ABSTRACT
In contemporary China, there are two cartographies that underlie geographical imaginations of China’s political, economic, and cultural nature. The first is the geobody, a bordered notion of the state that stresses national territorial integrity and draws attention to historical territorial transgressions. The second is the civilization-state, a cartography that stresses extensive civilizational connection over national borders and which draws from China’s ancient cosmopolitan heritage and projected developmental future. This article analyzes the cartographies and attendant discourses of the geobody and civilization-state as iconic representations that speak to different ontologies of China. Analyzing China’s double body reveals two drastically different expectations about borders and infrastructure connectivity. Today and in the early years of the Chinese nation, maps of China’s internal railway network have supported nationalist calls for territorial security and promoted the idea of the Chinese geobody. Contemporary maps of the civilization-state, however, stress an unbounded China looking to enrich its neighbors through cultural exchange, road and railway expansion, and Belt and Road Initiative infrastructural connection. This article argues that these cartographies are not reducible to one another and that geographers should take seriously the affective work of maps beyond that of the geobody in critical geopolitical analysis.

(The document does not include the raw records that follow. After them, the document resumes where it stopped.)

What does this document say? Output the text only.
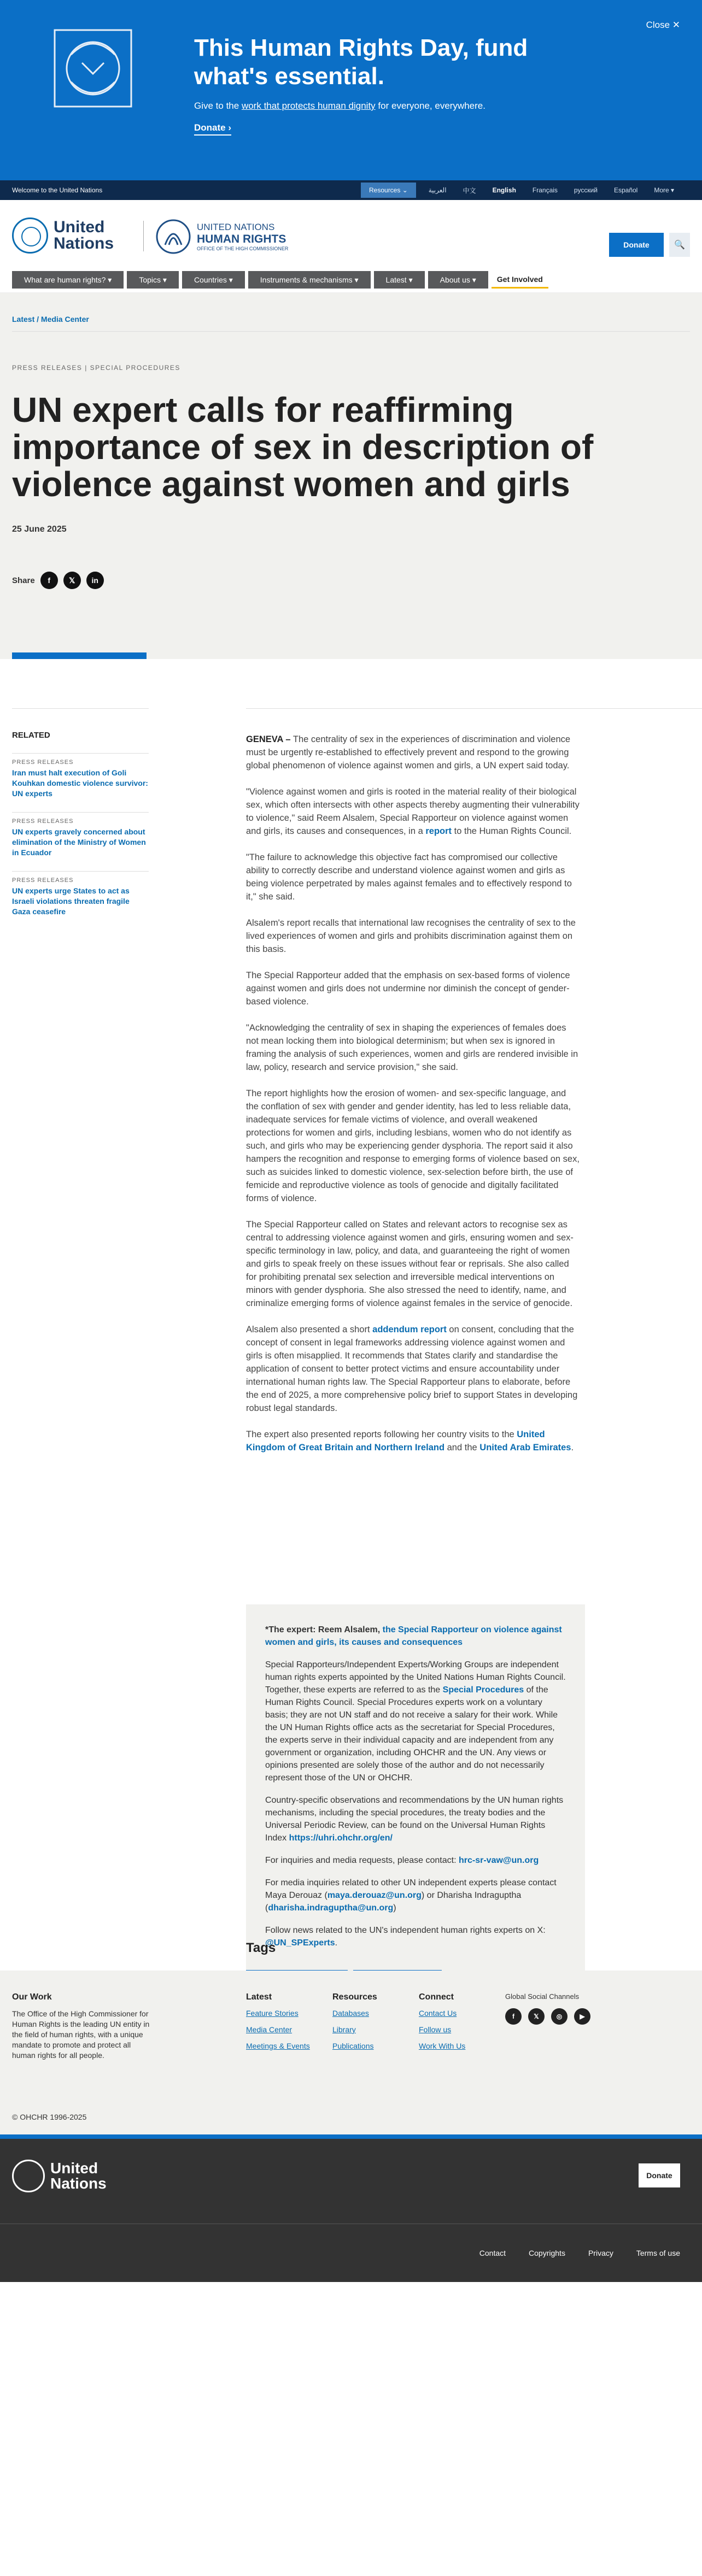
This Human Rights Day, fund what's essential.
Give to the work that protects human dignity for everyone, everywhere.
Donate ›
Close ✕
Welcome to the United Nations	Resources ⌄	العربية	中文	English	Français	русский	Español	More ▾
United
Nations
UNITED NATIONS
HUMAN RIGHTS
OFFICE OF THE HIGH COMMISSIONER	Donate	🔍
What are human rights? ▾	Topics ▾	Countries ▾	Instruments & mechanisms ▾	Latest ▾	About us ▾	Get Involved
Latest / Media Center
PRESS RELEASES | SPECIAL PROCEDURES
UN expert calls for reaffirming importance of sex in description of violence against women and girls
25 June 2025
Share	f	𝕏	in
RELATED
PRESS RELEASES
Iran must halt execution of Goli Kouhkan domestic violence survivor: UN experts
PRESS RELEASES
UN experts gravely concerned about elimination of the Ministry of Women in Ecuador
PRESS RELEASES
UN experts urge States to act as Israeli violations threaten fragile Gaza ceasefire

GENEVA – The centrality of sex in the experiences of discrimination and violence must be urgently re-established to effectively prevent and respond to the growing global phenomenon of violence against women and girls, a UN expert said today.

"Violence against women and girls is rooted in the material reality of their biological sex, which often intersects with other aspects thereby augmenting their vulnerability to violence," said Reem Alsalem, Special Rapporteur on violence against women and girls, its causes and consequences, in a report to the Human Rights Council.

"The failure to acknowledge this objective fact has compromised our collective ability to correctly describe and understand violence against women and girls as being violence perpetrated by males against females and to effectively respond to it," she said.

Alsalem's report recalls that international law recognises the centrality of sex to the lived experiences of women and girls and prohibits discrimination against them on this basis.

The Special Rapporteur added that the emphasis on sex-based forms of violence against women and girls does not undermine nor diminish the concept of gender-based violence.

"Acknowledging the centrality of sex in shaping the experiences of females does not mean locking them into biological determinism; but when sex is ignored in framing the analysis of such experiences, women and girls are rendered invisible in law, policy, research and service provision," she said.

The report highlights how the erosion of women- and sex-specific language, and the conflation of sex with gender and gender identity, has led to less reliable data, inadequate services for female victims of violence, and overall weakened protections for women and girls, including lesbians, women who do not identify as such, and girls who may be experiencing gender dysphoria. The report said it also hampers the recognition and response to emerging forms of violence based on sex, such as suicides linked to domestic violence, sex-selection before birth, the use of femicide and reproductive violence as tools of genocide and digitally facilitated forms of violence.

The Special Rapporteur called on States and relevant actors to recognise sex as central to addressing violence against women and girls, ensuring women and sex-specific terminology in law, policy, and data, and guaranteeing the right of women and girls to speak freely on these issues without fear or reprisals. She also called for prohibiting prenatal sex selection and irreversible medical interventions on minors with gender dysphoria. She also stressed the need to identify, name, and criminalize emerging forms of violence against females in the service of genocide.

Alsalem also presented a short addendum report on consent, concluding that the concept of consent in legal frameworks addressing violence against women and girls is often misapplied. It recommends that States clarify and standardise the application of consent to better protect victims and ensure accountability under international human rights law. The Special Rapporteur plans to elaborate, before the end of 2025, a more comprehensive policy brief to support States in developing robust legal standards.

The expert also presented reports following her country visits to the United Kingdom of Great Britain and Northern Ireland and the United Arab Emirates.

*The expert: Reem Alsalem, the Special Rapporteur on violence against women and girls, its causes and consequences

Special Rapporteurs/Independent Experts/Working Groups are independent human rights experts appointed by the United Nations Human Rights Council. Together, these experts are referred to as the Special Procedures of the Human Rights Council. Special Procedures experts work on a voluntary basis; they are not UN staff and do not receive a salary for their work. While the UN Human Rights office acts as the secretariat for Special Procedures, the experts serve in their individual capacity and are independent from any government or organization, including OHCHR and the UN. Any views or opinions presented are solely those of the author and do not necessarily represent those of the UN or OHCHR.

Country-specific observations and recommendations by the UN human rights mechanisms, including the special procedures, the treaty bodies and the Universal Periodic Review, can be found on the Universal Human Rights Index https://uhri.ohchr.org/en/

For inquiries and media requests, please contact: hrc-sr-vaw@un.org

For media inquiries related to other UN independent experts please contact Maya Derouaz (maya.derouaz@un.org) or Dharisha Indraguptha (dharisha.indraguptha@un.org)

Follow news related to the UN's independent human rights experts on X: @UN_SPExperts.

Tags
Our Work
The Office of the High Commissioner for Human Rights is the leading UN entity in the field of human rights, with a unique mandate to promote and protect all human rights for all people.
Latest
Feature Stories
Media Center
Meetings & Events
Resources
Databases
Library
Publications
Connect
Contact Us
Follow us
Work With Us
Global Social Channels
f	𝕏	◎	▶
© OHCHR 1996-2025
United
Nations	Donate
Contact	Copyrights	Privacy	Terms of use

Abbreviation: BRI: Belt and Road Initiative
Acknowledgments
I would like to thank John Agnew, Tim Oakes, and three anonymous reviewers for their constructive and insightful feedback.
Disclosure statement
No potential conflict of interest was reported by the author.
Notes
1. In contemporary China it is common to find the terms Silk Road (sichou zhi lu) and Belt and Road Initiative (BRI) (yidai yilu) used together. The former has a more evocative and descriptive potential than the latter, which describes policy initiatives. Chinese media, policy documents, and scholars have promoted BRI over One Belt One Road as the English translation of yidai yilu in recent years to stress its global reach.
2. Discussion at the American Association of Geographers in New Orleans on 12 April 2018.